Sin embargo, todo lo que José Antonio pensó, escribió y proclamó durante aquellos breves años, en la tribuna parlamentaria o en el mitin de calle, posee una altura y una profundidad excepcionales. En ese sentido, su figura forma parte eminente de la historia del siglo XX en España. Más intelectual que hombre de acción, José Antonio debe ser juzgado antes por sus ideas, por sus escritos, que por su “balance” político. Más revolucionario que conservador, pero también más conservador que fascista, el lugar del fundador de la Falange debe inscribirse en la historia de la derecha española. Podríamos resumir así su lugar: José Antonio recuperó algunos de los grandes temas del nacionalismo revolucionario europeo y los insertó en la tradición intelectual de la derecha española, sometiéndola a una fuerte convulsión. La mixtura, bastante singular, es lo que da toda su personalidad al pensamiento joseantoniano, que no puede definirse exactamente como pensamiento “nacionalsindicalista”, sino que desborda las etiquetas estrictamente políticas.
 
Un pensamiento original
 
En efecto, en las muchas páginas dejadas por Primo de Rivera saltan con idéntica frecuencia –contradictoria- Ortega y Menéndez Pelayo, D’Ors y Maeztu, y ese es el filtro a través del cual adquieren color propio las ideas importadas del fascismo italiano y su corporativismo. Crítico de la modernidad, sin embargo la asume al considerar prioritaria la cuestión social y el mundo del trabajo. Nacionalista por temperamento, sin embargo supera el nacionalismo al hacer propia la idea de imperio, que tanto debe a Eugenio D’Ors. Católico por profunda convicción personal, sin embargo rehuye cualquier confesionalismo político, lo cual le aleja de los ámbitos tradicionalistas. Lejos también del espíritu romántico –tan consustancial a los fascismos y especialmente al nacionalsocialismo-, José Antonio opta por una visión clásica del Estado, por una idea arquitectónica de la comunidad nacional. Pero no sucumbe a la divinización del Estado, sino que trata de hacer a éste compatible con el protagonismo de las personas encuadradas en sus formas “naturales” de organización (familia, municipio, sindicato). El conjunto, el cuerpo teórico, adquiere una consistencia muy superior tanto a su traslación programática –los 27 puntos de Falange- como a sus posteriores desarrollos políticos.
 
Todo eso quedó prácticamente congelado desde aquel 20 de noviembre de 1936, bajo las balas del Frente Popular. A partir de esa fecha, José Antonio fue más una figura que un hombre.
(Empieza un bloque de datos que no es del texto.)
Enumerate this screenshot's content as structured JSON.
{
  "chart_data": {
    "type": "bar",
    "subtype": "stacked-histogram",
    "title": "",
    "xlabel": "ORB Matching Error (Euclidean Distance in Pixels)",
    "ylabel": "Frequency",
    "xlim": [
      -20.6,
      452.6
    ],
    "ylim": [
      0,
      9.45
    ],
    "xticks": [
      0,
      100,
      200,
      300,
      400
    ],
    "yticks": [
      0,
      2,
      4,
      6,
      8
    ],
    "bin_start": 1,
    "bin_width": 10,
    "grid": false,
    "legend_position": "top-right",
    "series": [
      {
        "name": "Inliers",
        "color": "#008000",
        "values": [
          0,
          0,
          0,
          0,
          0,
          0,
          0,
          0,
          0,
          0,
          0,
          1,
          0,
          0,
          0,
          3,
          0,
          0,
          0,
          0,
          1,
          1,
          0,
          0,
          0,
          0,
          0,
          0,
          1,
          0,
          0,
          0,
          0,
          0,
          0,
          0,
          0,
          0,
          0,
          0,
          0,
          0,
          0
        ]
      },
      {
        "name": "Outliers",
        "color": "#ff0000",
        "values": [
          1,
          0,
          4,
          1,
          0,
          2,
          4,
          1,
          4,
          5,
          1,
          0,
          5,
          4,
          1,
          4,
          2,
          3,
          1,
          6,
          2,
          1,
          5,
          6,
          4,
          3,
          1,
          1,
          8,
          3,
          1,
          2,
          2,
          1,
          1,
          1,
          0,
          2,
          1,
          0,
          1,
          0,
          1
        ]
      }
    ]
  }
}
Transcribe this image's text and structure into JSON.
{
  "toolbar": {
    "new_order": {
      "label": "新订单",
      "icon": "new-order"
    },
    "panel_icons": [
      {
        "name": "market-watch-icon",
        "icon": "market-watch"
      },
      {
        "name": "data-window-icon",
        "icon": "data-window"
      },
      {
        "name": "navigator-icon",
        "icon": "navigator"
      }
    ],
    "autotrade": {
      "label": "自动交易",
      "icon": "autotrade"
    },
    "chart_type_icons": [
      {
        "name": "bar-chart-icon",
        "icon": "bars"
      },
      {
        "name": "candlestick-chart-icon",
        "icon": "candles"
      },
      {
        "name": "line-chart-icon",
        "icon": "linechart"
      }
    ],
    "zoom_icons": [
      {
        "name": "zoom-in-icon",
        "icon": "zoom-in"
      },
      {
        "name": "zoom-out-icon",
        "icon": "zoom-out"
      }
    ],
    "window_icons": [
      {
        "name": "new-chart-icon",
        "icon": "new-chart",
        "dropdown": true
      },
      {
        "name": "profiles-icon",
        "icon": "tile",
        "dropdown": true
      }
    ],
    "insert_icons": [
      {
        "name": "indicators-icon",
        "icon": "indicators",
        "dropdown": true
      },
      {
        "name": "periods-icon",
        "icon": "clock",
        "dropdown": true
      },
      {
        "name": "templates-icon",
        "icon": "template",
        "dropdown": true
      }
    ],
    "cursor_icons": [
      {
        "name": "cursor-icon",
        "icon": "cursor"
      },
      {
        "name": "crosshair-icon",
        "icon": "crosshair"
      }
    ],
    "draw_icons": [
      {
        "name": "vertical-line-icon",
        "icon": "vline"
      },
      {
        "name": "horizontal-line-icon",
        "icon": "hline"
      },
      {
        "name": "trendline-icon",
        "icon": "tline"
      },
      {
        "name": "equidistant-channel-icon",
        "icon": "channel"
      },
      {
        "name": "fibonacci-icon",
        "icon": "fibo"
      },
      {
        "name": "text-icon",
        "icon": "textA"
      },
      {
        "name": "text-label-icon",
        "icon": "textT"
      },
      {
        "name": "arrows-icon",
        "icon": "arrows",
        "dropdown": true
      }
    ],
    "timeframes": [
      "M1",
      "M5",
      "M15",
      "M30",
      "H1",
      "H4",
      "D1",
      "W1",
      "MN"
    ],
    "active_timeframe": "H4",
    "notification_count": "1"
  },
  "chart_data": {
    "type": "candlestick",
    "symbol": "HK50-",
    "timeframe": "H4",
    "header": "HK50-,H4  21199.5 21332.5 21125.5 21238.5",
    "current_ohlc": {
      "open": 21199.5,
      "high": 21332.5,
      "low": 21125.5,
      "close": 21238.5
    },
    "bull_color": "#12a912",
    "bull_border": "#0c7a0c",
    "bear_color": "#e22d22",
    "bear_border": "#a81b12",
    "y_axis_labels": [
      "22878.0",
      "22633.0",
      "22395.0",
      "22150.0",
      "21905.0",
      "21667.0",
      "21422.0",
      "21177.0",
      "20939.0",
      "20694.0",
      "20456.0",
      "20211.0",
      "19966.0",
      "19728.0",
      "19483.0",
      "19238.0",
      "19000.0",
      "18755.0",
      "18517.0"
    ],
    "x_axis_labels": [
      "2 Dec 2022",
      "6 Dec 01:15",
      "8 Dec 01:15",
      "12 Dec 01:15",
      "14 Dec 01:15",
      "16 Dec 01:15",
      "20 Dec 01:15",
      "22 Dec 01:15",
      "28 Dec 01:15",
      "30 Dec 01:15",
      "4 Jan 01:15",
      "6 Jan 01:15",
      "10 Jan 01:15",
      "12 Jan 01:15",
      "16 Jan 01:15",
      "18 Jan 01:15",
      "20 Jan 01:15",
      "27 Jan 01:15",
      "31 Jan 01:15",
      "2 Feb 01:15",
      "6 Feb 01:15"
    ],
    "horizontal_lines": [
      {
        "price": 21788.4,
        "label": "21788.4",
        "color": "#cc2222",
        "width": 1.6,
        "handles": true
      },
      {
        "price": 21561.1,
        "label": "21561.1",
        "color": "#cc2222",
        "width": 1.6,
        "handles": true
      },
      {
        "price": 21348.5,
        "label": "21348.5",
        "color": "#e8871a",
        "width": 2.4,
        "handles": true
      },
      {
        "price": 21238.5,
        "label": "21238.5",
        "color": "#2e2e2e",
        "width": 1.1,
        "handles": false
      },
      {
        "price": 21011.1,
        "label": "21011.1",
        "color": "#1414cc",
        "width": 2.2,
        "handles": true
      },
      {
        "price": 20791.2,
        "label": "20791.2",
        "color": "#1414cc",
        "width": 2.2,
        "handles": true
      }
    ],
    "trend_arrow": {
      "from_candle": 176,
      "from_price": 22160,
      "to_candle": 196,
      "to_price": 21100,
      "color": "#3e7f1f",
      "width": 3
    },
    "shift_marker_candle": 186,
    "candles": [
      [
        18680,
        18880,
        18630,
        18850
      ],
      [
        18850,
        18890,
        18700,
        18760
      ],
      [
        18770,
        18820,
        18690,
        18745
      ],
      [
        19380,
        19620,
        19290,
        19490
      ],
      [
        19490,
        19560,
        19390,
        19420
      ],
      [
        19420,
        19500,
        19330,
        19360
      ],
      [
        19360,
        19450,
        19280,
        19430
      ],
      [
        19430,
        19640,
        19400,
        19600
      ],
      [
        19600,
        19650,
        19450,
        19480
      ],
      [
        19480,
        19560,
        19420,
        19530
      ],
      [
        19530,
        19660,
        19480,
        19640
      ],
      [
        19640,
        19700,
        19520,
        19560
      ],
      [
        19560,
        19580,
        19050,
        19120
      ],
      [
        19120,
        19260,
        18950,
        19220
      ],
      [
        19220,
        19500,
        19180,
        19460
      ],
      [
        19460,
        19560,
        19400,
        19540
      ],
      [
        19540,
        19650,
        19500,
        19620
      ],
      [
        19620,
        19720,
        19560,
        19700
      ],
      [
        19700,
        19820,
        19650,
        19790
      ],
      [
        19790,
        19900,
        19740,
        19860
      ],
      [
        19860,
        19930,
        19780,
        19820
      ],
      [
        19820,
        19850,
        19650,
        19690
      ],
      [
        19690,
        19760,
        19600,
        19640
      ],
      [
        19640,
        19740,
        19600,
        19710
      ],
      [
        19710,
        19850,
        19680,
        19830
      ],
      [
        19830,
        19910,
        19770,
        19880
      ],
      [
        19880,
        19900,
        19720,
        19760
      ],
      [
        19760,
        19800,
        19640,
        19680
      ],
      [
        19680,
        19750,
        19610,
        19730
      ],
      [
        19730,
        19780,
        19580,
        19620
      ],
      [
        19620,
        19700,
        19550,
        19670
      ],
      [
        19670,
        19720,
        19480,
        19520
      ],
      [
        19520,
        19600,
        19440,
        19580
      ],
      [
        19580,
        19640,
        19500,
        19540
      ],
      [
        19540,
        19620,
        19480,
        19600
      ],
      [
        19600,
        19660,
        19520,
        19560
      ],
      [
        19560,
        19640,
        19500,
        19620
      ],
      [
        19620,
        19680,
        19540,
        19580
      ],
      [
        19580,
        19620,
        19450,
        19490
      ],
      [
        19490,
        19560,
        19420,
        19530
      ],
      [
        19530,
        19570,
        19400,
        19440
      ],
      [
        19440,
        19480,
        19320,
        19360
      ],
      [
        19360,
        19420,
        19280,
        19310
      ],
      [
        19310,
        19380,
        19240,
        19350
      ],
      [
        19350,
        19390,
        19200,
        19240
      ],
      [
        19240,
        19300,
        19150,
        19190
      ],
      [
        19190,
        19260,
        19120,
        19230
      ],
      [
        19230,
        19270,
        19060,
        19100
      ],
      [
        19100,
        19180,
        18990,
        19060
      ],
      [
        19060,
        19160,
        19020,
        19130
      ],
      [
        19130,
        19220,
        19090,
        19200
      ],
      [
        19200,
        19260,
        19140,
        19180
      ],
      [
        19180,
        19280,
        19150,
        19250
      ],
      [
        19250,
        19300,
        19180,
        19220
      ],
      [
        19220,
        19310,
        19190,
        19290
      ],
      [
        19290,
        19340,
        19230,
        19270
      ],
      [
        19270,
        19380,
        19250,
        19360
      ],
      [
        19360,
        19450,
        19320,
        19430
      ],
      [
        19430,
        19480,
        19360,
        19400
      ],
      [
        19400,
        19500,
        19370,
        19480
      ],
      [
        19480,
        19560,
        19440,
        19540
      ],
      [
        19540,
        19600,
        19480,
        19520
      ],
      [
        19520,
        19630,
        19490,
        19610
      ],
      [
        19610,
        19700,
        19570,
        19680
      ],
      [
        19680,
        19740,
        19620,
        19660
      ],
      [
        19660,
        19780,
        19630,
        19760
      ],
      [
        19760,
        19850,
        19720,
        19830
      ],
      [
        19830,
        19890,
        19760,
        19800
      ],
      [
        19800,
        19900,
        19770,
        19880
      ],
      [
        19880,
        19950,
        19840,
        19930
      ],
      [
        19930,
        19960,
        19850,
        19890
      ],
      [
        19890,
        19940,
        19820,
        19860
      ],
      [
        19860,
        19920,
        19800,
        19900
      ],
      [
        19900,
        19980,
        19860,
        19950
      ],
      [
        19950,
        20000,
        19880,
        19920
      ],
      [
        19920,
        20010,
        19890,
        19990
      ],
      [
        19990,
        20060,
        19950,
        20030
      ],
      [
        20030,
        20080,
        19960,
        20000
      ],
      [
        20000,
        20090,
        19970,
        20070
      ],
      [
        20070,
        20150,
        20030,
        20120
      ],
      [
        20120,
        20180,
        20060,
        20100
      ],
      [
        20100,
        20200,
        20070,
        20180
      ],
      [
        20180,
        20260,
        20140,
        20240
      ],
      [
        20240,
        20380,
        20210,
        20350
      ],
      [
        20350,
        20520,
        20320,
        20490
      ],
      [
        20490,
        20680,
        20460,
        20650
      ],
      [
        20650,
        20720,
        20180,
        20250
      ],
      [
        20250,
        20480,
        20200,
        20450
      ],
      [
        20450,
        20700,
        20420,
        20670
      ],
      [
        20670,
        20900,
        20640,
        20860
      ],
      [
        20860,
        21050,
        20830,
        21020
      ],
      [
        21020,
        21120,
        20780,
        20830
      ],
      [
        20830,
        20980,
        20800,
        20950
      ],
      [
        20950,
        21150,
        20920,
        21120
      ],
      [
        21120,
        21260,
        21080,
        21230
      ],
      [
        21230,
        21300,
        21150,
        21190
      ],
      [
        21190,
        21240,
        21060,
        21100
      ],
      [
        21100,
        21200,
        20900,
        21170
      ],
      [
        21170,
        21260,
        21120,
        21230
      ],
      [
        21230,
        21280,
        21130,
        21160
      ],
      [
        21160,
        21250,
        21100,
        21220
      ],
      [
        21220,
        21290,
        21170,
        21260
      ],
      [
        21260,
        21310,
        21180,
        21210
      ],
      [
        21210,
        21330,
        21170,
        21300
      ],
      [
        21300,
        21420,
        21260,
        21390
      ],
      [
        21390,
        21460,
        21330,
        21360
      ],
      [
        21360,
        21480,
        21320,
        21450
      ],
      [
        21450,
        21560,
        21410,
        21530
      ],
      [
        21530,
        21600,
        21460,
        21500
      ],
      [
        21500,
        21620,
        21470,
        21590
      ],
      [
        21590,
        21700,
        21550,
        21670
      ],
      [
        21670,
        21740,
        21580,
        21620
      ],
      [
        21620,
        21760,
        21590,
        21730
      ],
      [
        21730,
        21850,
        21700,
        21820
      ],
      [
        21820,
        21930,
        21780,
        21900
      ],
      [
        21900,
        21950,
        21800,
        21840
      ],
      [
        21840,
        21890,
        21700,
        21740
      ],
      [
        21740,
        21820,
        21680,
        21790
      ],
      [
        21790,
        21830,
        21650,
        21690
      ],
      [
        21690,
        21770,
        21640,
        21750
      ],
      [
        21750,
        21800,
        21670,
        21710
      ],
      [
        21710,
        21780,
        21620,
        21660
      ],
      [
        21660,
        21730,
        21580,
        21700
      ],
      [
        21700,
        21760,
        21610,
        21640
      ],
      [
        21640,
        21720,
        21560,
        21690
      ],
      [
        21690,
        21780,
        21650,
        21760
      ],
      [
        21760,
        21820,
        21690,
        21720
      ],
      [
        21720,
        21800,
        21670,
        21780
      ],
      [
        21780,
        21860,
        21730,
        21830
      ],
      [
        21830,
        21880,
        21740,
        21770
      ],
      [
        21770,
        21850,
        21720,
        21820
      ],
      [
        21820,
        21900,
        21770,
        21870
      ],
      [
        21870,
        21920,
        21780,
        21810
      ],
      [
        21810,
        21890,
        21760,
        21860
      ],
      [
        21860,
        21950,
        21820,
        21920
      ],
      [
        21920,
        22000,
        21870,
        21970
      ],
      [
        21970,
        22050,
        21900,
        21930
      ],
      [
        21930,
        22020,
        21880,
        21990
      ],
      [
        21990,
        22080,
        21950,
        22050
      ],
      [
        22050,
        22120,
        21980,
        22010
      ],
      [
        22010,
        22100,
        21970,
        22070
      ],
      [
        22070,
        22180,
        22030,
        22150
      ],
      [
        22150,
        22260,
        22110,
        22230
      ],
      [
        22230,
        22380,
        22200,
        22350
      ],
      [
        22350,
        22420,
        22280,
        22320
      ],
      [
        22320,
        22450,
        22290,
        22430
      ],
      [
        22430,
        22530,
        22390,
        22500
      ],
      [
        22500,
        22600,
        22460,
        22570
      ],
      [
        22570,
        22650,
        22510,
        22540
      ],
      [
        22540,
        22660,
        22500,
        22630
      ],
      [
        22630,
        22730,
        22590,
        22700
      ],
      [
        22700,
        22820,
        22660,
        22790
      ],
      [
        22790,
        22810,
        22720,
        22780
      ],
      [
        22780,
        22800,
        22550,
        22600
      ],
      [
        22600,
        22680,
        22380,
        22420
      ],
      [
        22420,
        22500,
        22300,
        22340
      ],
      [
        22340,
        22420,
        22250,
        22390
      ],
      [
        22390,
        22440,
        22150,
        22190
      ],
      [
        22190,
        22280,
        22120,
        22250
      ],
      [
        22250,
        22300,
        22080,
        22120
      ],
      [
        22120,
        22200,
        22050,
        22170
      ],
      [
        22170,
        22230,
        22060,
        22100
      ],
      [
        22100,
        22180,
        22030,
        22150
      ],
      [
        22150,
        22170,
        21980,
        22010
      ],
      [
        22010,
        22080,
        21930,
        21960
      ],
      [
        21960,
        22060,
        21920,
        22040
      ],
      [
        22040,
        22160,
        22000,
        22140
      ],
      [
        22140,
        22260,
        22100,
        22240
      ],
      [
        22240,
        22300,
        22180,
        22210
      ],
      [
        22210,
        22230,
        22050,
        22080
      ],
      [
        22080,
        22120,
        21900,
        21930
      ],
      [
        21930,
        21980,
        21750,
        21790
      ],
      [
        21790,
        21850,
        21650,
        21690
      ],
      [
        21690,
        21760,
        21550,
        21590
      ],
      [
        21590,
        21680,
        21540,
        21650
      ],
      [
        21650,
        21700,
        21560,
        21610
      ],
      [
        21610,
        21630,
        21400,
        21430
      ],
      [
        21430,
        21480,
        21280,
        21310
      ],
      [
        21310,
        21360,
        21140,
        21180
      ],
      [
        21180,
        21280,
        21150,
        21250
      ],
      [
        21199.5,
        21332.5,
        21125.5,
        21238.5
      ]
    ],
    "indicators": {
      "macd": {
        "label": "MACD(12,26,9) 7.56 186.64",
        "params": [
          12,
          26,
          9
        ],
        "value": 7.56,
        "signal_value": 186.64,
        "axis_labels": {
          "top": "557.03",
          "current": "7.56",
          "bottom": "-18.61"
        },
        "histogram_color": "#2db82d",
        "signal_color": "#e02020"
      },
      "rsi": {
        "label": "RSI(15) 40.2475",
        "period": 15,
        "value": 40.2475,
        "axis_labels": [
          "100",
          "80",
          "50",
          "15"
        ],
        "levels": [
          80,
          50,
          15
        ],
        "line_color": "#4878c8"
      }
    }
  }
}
Se ha escrito mucho sobre la instrumentalización posterior de la figura del Ausente por el régimen de Franco: la transformación de un programa revolucionario en coartada retórica para un régimen autoritario y ultraconservador. Esto es, en general, verdad, pero conviene establecer unos cuantos matices de la mayor importancia. Primero, que tal instrumentalización sólo fue posible porque el grupo dominante de la propia Falange así lo quiso. Este grupo fue el vencedor de una violenta querella interna entre facciones falangistas enfrentadas; los derrotados en la pugna podrán resultarnos más o menos simpáticos, pero es aventurado suponer que estuvieran en condiciones reales de ofrecer un modelo viable de organización del Estado. Después, el grupo vencedor –franquista, conservador- no dejó de aplicar buena parte del programa falangista en la España de posguerra. La construcción de viviendas sociales, la alfabetización de las mujeres a través de la Sección Femenina (una tarea sobre la que demasiado apresuradamente se lanzan hoy desdenes) o la mejora progresiva de las condiciones laborales son sólo unos pocos ejemplos.
 
¿Y hoy? Hoy el mundo es enteramente distinto al que José Antonio conoció. Por eso sus ideas políticas son necesariamente inactuales. En ese sentido, tan absurdo es imaginarle como un señoritingo aficionado a las pistolas y a las juergas –la caricatura izquierdista- como presuponerle un genio inmarcesible capaz de cabalgar por encima de los siglos. El pensamiento de José Antonio Primo de Rivera es tributario de su tiempo y sólo en él puede ser plenamente entendido. Ahora bien, sus páginas siguen dejándonos reflexiones de indudable brillantez y perspectivas que, por bien fundadas, no pasan de moda.
 
Hoy el lugar de José Antonio no debería estar en carteles pegados en las paredes de la ciudad, sino en los programas de estudio de las universidades. ¿Encerrado como en un museo? No: revisado.